Les troubles en Algérie et en Tunisie : Quelles leçons à tirer pour les pays Arabes ?
Par Jawad Kerdoudi
Président de l’IMRI
Institut Marocaine des Relations Internationales
Les événements qui se sont déroulés en ce début de l’année 2011 en Algérie et Tunisie sont graves et interpellent le monde arabe dans son ensemble. Les causes principales de ces événements sont le manque de démocratie et de liberté, le chômage des jeunes, les inégalités sociales, la corruption, la pauvreté, le logement social déficient, pour résumer « un mal vivre » qui frappe la majorité de la population et surtout les jeunes.

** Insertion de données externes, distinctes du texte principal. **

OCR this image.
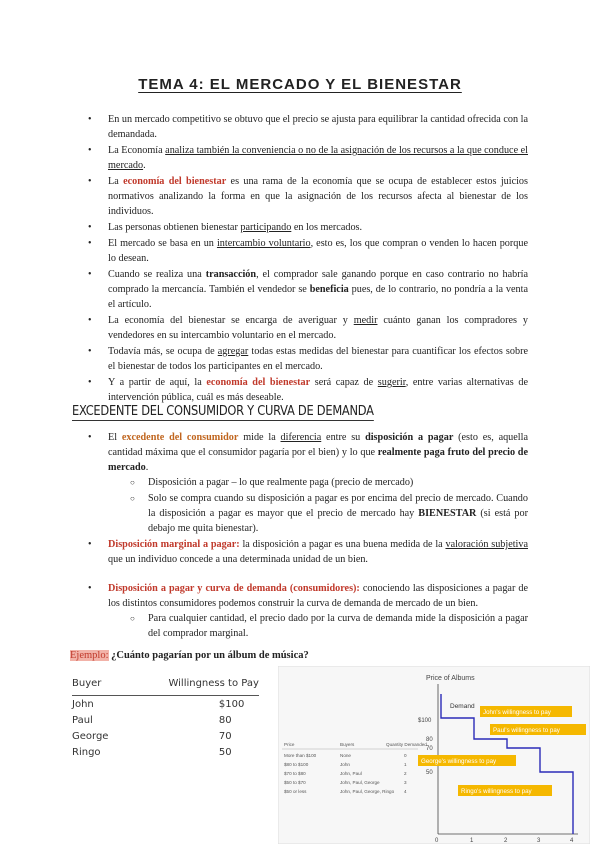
TEMA 4: EL MERCADO Y EL BIENESTAR
• En un mercado competitivo se obtuvo que el precio se ajusta para equilibrar la cantidad ofrecida con la demandada.
• La Economía analiza también la conveniencia o no de la asignación de los recursos a la que conduce el mercado.
• La economía del bienestar es una rama de la economía que se ocupa de establecer estos juicios normativos analizando la forma en que la asignación de los recursos afecta al bienestar de los individuos.
• Las personas obtienen bienestar participando en los mercados.
• El mercado se basa en un intercambio voluntario, esto es, los que compran o venden lo hacen porque lo desean.
• Cuando se realiza una transacción, el comprador sale ganando porque en caso contrario no habría comprado la mercancía. También el vendedor se beneficia pues, de lo contrario, no pondría a la venta el artículo.
• La economía del bienestar se encarga de averiguar y medir cuánto ganan los compradores y vendedores en su intercambio voluntario en el mercado.
• Todavía más, se ocupa de agregar todas estas medidas del bienestar para cuantificar los efectos sobre el bienestar de todos los participantes en el mercado.
• Y a partir de aquí, la economía del bienestar será capaz de sugerir, entre varias alternativas de intervención pública, cuál es más deseable.
EXCEDENTE DEL CONSUMIDOR Y CURVA DE DEMANDA
• El excedente del consumidor mide la diferencia entre su disposición a pagar (esto es, aquella cantidad máxima que el consumidor pagaría por el bien) y lo que realmente paga fruto del precio de mercado.
○ Disposición a pagar – lo que realmente paga (precio de mercado)
○ Solo se compra cuando su disposición a pagar es por encima del precio de mercado. Cuando la disposición a pagar es mayor que el precio de mercado hay BIENESTAR (si está por debajo me quita bienestar).
• Disposición marginal a pagar: la disposición a pagar es una buena medida de la valoración subjetiva que un individuo concede a una determinada unidad de un bien.
• Disposición a pagar y curva de demanda (consumidores): conociendo las disposiciones a pagar de los distintos consumidores podemos construir la curva de demanda de mercado de un bien.
○ Para cualquier cantidad, el precio dado por la curva de demanda mide la disposición a pagar del comprador marginal.
Ejemplo: ¿Cuánto pagarían por un álbum de música?
Buyer	Willingness to Pay
John	$100
Paul	80
George	70
Ringo	50
Price of Albums
$100
80
70
50
0	1	2	3	4
Demand
John's willingness to pay
Paul's willingness to pay
George's willingness to pay
Ringo's willingness to pay
Price	Buyers	Quantity Demanded
More than $100	None	0
$80 to $100	John	1
$70 to $80	John, Paul	2
$50 to $70	John, Paul, George	3
$50 or less	John, Paul, George, Ringo 4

Certes, la situation dans le monde arabe n’est pas le même pour tous les pays, et chacun a ses propres spécificités. Cependant on retrouve certains points communs. Prenons le problème de la démocratie et de la liberté. De là où on jette son regard, on ne voit que régimes autoritaires, où la démocratie est formelle, les libertés limitées, les droits de l’homme bafoués. Certains chefs d’Etat arabes s’accrochent à leur poste depuis des décennies, et tentent de pousser leur progéniture à prendre la succession. Dans beaucoup d’Etats arabes, la corruption est généralisée et les passe-droits sont monnaie courante. La presse y est le plus souvent muselée, et les médias publics utilisés principalement pour la propagande des dirigeants en place.

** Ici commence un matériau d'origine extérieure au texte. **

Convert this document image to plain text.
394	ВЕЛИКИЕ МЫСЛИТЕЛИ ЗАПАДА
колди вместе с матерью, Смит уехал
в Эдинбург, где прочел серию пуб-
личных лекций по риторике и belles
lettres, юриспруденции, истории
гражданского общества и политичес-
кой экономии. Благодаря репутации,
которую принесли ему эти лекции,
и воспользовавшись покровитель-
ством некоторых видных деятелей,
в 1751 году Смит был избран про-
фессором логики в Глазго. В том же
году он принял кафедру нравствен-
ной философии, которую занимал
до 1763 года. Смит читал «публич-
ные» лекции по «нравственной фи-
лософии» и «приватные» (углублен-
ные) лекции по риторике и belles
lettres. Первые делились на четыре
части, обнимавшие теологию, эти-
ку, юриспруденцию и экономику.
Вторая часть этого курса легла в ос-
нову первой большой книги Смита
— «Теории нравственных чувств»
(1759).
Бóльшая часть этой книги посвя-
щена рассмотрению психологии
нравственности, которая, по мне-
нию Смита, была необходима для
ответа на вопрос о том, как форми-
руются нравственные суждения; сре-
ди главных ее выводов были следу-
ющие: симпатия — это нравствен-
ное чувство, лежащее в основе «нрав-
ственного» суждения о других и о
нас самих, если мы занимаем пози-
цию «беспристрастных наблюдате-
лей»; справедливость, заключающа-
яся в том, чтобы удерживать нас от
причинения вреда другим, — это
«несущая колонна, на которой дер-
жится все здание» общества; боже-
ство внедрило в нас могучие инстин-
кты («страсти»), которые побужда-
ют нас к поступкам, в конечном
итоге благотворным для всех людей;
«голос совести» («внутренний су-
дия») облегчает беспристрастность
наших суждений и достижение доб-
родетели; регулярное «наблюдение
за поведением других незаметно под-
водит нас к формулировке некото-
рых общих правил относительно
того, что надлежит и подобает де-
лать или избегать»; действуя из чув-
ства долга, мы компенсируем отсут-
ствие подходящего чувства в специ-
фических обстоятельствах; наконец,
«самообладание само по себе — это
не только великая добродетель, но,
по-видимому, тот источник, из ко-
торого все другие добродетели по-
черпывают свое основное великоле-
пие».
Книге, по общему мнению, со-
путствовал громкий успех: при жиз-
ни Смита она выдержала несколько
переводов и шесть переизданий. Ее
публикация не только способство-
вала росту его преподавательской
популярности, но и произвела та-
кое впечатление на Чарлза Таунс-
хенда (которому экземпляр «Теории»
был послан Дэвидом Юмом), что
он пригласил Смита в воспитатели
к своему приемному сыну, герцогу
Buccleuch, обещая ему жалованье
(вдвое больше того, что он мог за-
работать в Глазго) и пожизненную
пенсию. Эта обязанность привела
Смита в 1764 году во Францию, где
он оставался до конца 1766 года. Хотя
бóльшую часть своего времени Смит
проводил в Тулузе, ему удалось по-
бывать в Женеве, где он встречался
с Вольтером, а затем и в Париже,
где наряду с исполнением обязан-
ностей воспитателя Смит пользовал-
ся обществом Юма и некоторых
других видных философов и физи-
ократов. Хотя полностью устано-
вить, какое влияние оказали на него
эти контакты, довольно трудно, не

Sur le plan économique et social, ce n’est guère mieux. Le PIB par habitant dans les pays arabes est l’un des plus faibles du monde, sauf pour les pays pétroliers et gaziers qui bénéficient d’une manne providentielle, et dont ils ne font pas bénéficier leurs peuples. Les dirigeants et leur entourage s’accaparent la plus grande partie des richesses du pays dans le cadre d’une économie de rente, au détriment du reste de la population. L’analphabétisme et la médiocrité de l’enseignement ne permettent pas à la plupart des pays arabes de constituer une véritable classe moyenne, propre à assurer la stabilité sociale. Le résultat est une population généralement pauvre, mal éduquée, et frustrée.

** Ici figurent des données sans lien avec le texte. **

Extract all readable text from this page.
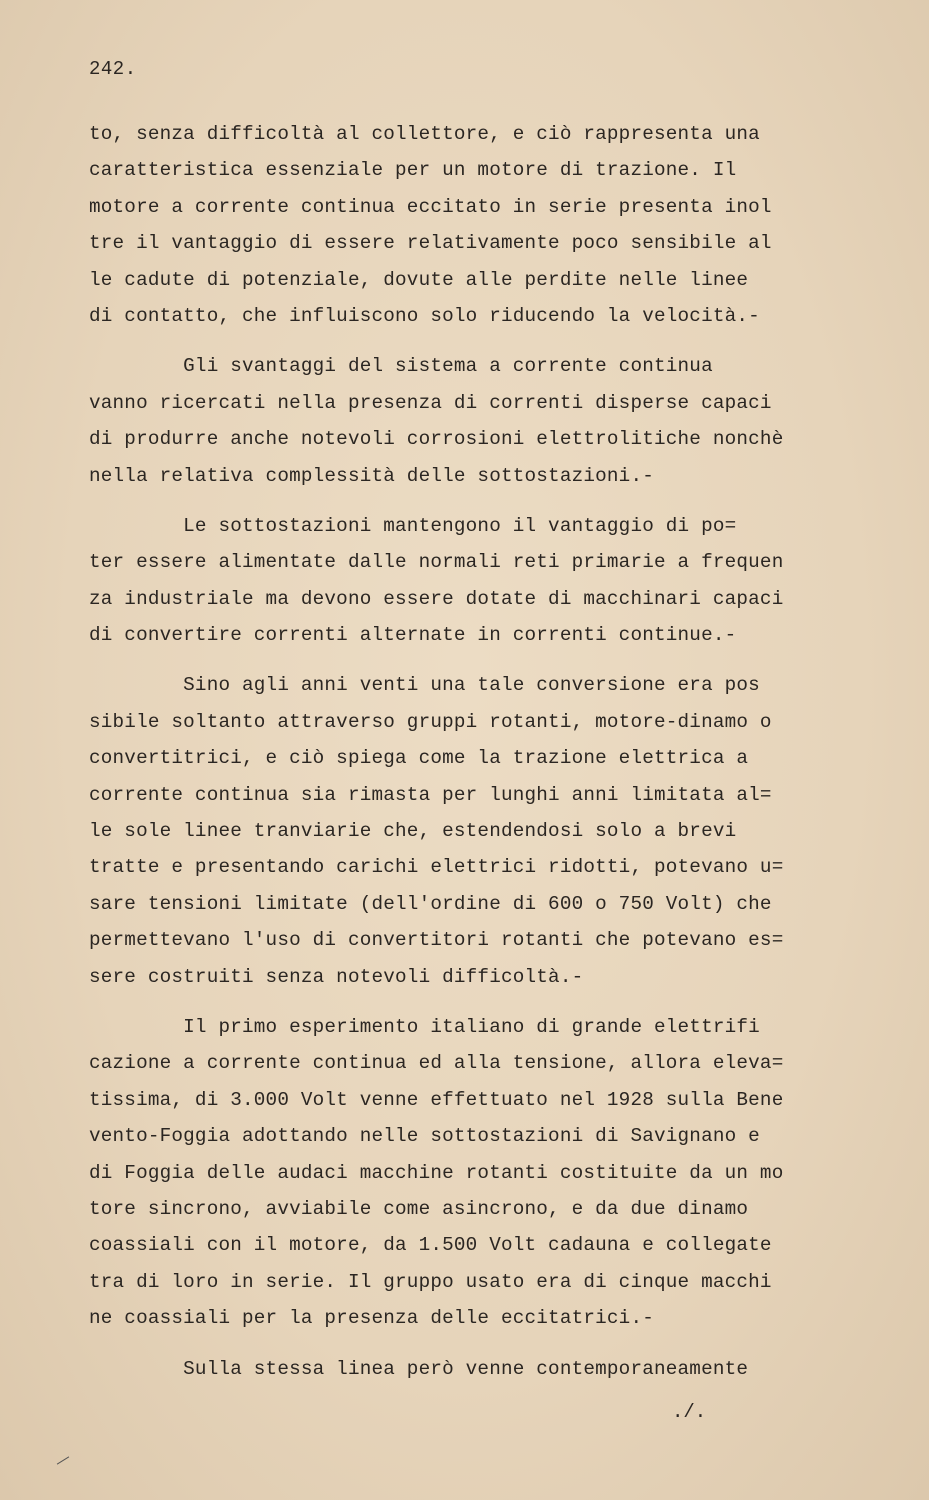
242.
to, senza difficoltà al collettore, e ciò rappresenta una
caratteristica essenziale per un motore di trazione. Il
motore a corrente continua eccitato in serie presenta inol
tre il vantaggio di essere relativamente poco sensibile al
le cadute di potenziale, dovute alle perdite nelle linee
di contatto, che influiscono solo riducendo la velocità.-
Gli svantaggi del sistema a corrente continua
vanno ricercati nella presenza di correnti disperse capaci
di produrre anche notevoli corrosioni elettrolitiche nonchè
nella relativa complessità delle sottostazioni.-
Le sottostazioni mantengono il vantaggio di po=
ter essere alimentate dalle normali reti primarie a frequen
za industriale ma devono essere dotate di macchinari capaci
di convertire correnti alternate in correnti continue.-
Sino agli anni venti una tale conversione era pos
sibile soltanto attraverso gruppi rotanti, motore-dinamo o
convertitrici, e ciò spiega come la trazione elettrica a
corrente continua sia rimasta per lunghi anni limitata al=
le sole linee tranviarie che, estendendosi solo a brevi
tratte e presentando carichi elettrici ridotti, potevano u=
sare tensioni limitate (dell'ordine di 600 o 750 Volt) che
permettevano l'uso di convertitori rotanti che potevano es=
sere costruiti senza notevoli difficoltà.-
Il primo esperimento italiano di grande elettrifi
cazione a corrente continua ed alla tensione, allora eleva=
tissima, di 3.000 Volt venne effettuato nel 1928 sulla Bene
vento-Foggia adottando nelle sottostazioni di Savignano e
di Foggia delle audaci macchine rotanti costituite da un mo
tore sincrono, avviabile come asincrono, e da due dinamo
coassiali con il motore, da 1.500 Volt cadauna e collegate
tra di loro in serie. Il gruppo usato era di cinque macchi
ne coassiali per la presenza delle eccitatrici.-
Sulla stessa linea però venne contemporaneamente
./.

A moins de prendre rapidement des mesures radicales, la plupart des pays arabes peuvent très bien connaître les troubles tels qu’ils se sont déroulés en Algérie et en Tunisie. Les dirigeants actuels arabes sans peine de connaître le même sont que Ben Ali, doivent accélérer la démocratisation de leur régime politique, l’élargissement des libertés individuelles et collectives, le respect des droits de l’homme. Ils ne doivent pas s’accrocher au pouvoir et doivent promouvoir la constitution de gouvernements crédibles, émanant d’élections libres et transparentes, avec tous les pouvoirs nécessaires pour gérer le pays. Ils doivent instaurer une séparation réelle du pouvoir judiciaire de l’exécutif, et lutter avec acharnement contre la corruption et les abus de droits. Il est indispensable d’éradiquer dans ces pays l’analphabétisme et d’améliorer la qualité de l’enseignement. Le développement économique et social doit être la priorité afin de permettre à la majorité de la population de bénéficier d’un emploi, d’un logement décent, et d’un niveau de vie convenable. Certes la tâche est difficile et rude, mais c’est le seul moyen d’éviter des troubles dommageables, des drames collectifs, et la marginalisation du monde arabe dans le concert des nations. Contrairement à ce que beaucoup pensent, le meilleur rempart contre l’extrémisme religieux n’est pas l’autoritarisme, mais le développement de la démocratie et de l’économie sociale.